For the past year, SPCA Director Amy Lewis has been telling the City of Niagara Falls that the shelter needs more money.
"The furthest back contract we were able to find was from 2009 for the amount of $86,000 a year and we're still being paid that rate," Lewis said.
She says the cost to provide dog control service to the city now reaches $230,000 a year. On Wednesday night, the SPCA Board voted to stop all non-emergency animal control services to the city. Sick, injured, and neglected dogs will still be picked up.
"It constitutes 40 percent of our total intake of dogs so that's an incredible percentage and when the costs are not covering the expenses it's a real problem for our shelter," Lewis said. "We rely very heavily on the money that comes from these contracts and when that money is not covering the costs to actually execute those, it's an issue for us."

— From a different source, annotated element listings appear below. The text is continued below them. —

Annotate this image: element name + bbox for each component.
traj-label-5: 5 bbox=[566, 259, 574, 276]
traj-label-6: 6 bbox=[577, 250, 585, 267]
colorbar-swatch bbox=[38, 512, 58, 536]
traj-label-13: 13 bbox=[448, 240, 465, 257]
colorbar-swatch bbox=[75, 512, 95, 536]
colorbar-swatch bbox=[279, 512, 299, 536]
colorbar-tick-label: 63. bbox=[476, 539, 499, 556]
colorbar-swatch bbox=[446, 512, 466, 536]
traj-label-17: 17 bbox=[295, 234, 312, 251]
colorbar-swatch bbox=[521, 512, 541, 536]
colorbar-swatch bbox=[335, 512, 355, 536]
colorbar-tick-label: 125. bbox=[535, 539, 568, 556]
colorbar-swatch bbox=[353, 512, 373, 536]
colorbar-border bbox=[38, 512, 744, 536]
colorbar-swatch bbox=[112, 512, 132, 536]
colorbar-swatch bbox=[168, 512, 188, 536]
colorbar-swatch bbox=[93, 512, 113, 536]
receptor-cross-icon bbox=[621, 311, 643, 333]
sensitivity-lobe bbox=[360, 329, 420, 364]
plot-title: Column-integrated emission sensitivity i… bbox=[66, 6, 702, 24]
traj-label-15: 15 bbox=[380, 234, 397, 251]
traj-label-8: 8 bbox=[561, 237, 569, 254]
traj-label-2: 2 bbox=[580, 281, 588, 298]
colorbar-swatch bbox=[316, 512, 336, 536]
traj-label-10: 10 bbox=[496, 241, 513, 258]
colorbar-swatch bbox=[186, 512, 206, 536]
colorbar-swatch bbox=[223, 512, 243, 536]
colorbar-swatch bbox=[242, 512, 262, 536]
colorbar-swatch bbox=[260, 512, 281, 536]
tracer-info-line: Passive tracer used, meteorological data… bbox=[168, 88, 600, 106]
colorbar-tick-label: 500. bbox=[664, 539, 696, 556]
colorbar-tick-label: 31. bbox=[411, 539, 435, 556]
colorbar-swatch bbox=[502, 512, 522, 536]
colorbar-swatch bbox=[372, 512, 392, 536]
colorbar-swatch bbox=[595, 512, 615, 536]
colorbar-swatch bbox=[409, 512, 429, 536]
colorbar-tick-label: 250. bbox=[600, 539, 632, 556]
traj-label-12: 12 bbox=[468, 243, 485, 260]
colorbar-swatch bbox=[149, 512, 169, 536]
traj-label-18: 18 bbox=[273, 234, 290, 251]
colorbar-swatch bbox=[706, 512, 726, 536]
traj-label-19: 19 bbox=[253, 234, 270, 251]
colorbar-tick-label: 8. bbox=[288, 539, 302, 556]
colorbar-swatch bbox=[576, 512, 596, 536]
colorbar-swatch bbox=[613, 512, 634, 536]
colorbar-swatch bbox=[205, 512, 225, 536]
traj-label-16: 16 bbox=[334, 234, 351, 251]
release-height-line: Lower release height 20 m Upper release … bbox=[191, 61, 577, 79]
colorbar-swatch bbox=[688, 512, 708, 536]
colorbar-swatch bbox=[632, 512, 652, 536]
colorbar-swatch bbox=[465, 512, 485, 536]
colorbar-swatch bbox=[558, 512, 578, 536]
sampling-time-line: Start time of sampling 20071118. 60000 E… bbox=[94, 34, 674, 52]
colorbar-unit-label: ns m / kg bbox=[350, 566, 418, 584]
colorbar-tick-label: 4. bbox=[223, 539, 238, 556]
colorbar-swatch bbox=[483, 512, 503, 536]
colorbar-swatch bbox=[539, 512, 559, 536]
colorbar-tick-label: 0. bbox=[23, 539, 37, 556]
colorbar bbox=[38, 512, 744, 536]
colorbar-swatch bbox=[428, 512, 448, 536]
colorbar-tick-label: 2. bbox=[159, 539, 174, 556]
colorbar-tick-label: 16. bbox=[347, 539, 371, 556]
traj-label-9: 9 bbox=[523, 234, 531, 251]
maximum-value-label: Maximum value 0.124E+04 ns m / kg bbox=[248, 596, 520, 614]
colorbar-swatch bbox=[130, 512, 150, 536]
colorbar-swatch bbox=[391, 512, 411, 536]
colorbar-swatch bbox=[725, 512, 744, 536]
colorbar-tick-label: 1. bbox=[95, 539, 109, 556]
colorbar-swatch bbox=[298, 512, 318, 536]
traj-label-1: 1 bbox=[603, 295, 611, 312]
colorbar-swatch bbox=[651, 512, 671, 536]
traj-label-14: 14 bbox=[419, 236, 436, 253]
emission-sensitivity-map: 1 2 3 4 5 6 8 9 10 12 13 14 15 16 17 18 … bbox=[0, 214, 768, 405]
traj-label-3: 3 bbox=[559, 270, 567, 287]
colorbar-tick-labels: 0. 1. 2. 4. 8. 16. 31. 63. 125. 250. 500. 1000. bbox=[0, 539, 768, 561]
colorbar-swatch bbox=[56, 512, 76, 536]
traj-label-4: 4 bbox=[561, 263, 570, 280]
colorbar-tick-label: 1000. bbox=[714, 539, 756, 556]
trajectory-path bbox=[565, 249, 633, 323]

But Mayor Paul Dyster says, given the Niagara County SPCA's rocky past, the City Council needs to see extensive documentation to be certain the cost increase is justified.
"What they gave us as a cost summary is about two-thirds of one page. We were looking for much more detailed records that we assume they have about the number of dogs that were picked up, how long they were kept in the shelter, what treatments were given to those dogs that were picked up," Dyster explained.
The mayor says the City Council assumed there would be increased costs as the shelter became no-kill.
Dyster argued, "We haven't said no to any particular number. We've said we can't possibly agree to such a huge increase without it being documented in a very specific way."
The mayor says he's filed an action in court to prevent the SPCA from suspending services until a contract can be worked out or they find an alternative for animal control service. He expects to hear back from the judge on Friday.